In beiderstädtischer Zeit war „Stadt Lübeck“, das Pendant zu „Stadt Hamburg“, die „lübsche“ Herberge in Bergedorf gewesen, in der zur Zeit der Lübisch-Hamburgischen Doppelherrschaft über Bergedorf und die Vierlande die Lübecker Senatoren Quartier nahmen, wenn sie zur „Visitation“ in Bergedorf waren. Die Senatoren waren allerdings nicht die hochrangigsten Gäste in diesem Hause: hier nächtigten 1682 der Große Kurfürst, 1838 König Ernst August von Hannover und 1848 Kronprinz Wilhelm von Preußen, wie aus Zu Gast in Bergedorf (dies auch die Quelle für die weiteren Angaben) und Das alte Bergedorfer Stadtbild zu erfahren ist.
1915 aber diente das (1912) von der Stadt Bergedorf angekaufte Gebäude einem profaneren Zweck, nämlich als Zentrale der Kriegsfürsorge Bergedorf: Volksküche (für einen Teil des Volks, s.u.), Waren- und Milchausgabestelle sowie Kriegsschreibstube des Bergedorfer Frauenvereins.
Autor des Zeitungsartikels oben war wohl Gustav Weitkamp (siehe den Beitrag Von altem Zopf und Hütefässern), dem sich hier eine Gelegenheit bot, seine „patriotische“ Einstellung auszubreiten – ob er in seinen Ausschmückungen eine Stimmung beschrieb oder diese hervorrufen bzw. verstärken wollte, sei dahingestellt, aber dass er als Kriegsziel nur noch ein „Durchhalten bis zum ehrenvollen Frieden“ angab, zeigt deutlich, dass die Hoffnung auf einen Siegfrieden geschwunden war.

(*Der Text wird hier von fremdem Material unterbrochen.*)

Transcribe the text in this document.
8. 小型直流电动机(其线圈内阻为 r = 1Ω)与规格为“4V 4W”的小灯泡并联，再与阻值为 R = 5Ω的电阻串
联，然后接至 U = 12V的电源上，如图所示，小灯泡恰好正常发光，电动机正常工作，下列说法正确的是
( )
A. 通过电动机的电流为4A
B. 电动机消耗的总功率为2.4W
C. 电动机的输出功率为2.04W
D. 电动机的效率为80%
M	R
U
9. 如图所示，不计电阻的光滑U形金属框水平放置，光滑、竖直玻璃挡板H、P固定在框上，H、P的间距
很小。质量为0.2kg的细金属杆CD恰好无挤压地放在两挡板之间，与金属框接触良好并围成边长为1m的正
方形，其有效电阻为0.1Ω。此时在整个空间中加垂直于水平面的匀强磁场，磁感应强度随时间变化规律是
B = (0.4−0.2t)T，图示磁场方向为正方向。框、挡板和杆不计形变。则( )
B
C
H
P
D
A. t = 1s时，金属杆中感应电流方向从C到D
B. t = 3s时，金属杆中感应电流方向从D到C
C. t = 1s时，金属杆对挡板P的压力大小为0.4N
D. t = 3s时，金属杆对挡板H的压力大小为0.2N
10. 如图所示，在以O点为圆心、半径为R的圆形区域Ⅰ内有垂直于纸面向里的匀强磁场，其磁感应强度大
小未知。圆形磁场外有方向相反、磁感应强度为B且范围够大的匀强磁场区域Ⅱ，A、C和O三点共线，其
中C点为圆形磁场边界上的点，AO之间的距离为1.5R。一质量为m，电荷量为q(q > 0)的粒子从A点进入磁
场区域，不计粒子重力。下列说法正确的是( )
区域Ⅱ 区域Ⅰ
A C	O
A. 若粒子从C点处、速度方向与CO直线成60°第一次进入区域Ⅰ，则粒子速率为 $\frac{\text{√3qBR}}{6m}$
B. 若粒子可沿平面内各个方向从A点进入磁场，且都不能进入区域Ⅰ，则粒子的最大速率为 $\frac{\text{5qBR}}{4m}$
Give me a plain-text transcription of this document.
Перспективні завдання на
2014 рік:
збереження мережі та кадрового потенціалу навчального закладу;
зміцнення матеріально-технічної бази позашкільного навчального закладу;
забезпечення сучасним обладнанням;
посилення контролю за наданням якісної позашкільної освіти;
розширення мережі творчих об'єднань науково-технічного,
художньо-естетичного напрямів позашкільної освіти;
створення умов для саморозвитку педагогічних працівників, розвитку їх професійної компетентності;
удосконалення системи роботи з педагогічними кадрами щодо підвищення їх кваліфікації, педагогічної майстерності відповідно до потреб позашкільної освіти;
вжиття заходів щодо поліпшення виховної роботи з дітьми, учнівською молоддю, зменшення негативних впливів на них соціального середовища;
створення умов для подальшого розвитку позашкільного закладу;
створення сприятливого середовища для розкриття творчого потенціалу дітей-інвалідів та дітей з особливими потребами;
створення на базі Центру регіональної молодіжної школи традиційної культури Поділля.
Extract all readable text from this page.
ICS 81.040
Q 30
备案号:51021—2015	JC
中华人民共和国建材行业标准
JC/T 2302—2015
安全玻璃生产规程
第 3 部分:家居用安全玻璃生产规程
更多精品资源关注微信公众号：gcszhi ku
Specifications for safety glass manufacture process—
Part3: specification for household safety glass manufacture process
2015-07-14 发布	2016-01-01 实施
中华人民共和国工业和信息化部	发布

Lesenswert ist der Artikel wegen der Details, die Weitkamp en passant erwähnte: die Zahl der ausgegebenen Essensportionen an Soldatenfamilien war erneut gestiegen (720 pro Tag gegenüber 571 im Juli, siehe den Beitrag Nach einem Jahr), für weitere bedürftige Personen gab es nur die Küchenreste. Der während des Krieges eingerichtete Knabenhort hatte seine Existenz der zunehmenden Erwerbsarbeit von Frauen zu verdanken. Und nie zuvor hatte die Bergedorfer Zeitung die Zahl der Bergedorfer genannt, die in Kriegsgefangenschaft geraten waren: es waren „über hundert“.
Erstmals erwähnt wurde „Stadt Lübeck“ anlässlich eines Verkaufs im Jahre 1557; die nachfolgend wiedergegebene Ansicht war die der lübschen Herberge (nach 1645), in der die fürstlichen Reisenden nächtigten.
Der vordere Teil wurde 1883 durch einen Neubau ersetzt, dem eine insgesamt nur kurze Lebensdauer beschieden war, ab 1919 als Jugendheim des Arbeiter-Jugendbundes, denn 1928 erfolgte der Abriss für die im Zeitungsartikel so genannte „Verbreiterung des Kuhbergs“, des schmalen Gässchens zwischen „Stadt Lübeck“ und „Stadt Hamburg“, tatsächlich der Ausgangspunkt der sogenannten „Durchbruchstraße I“, der heutigen Vierlandenstraße (Siehe hierzu Die Zerstörung von Alt-Bergedorf).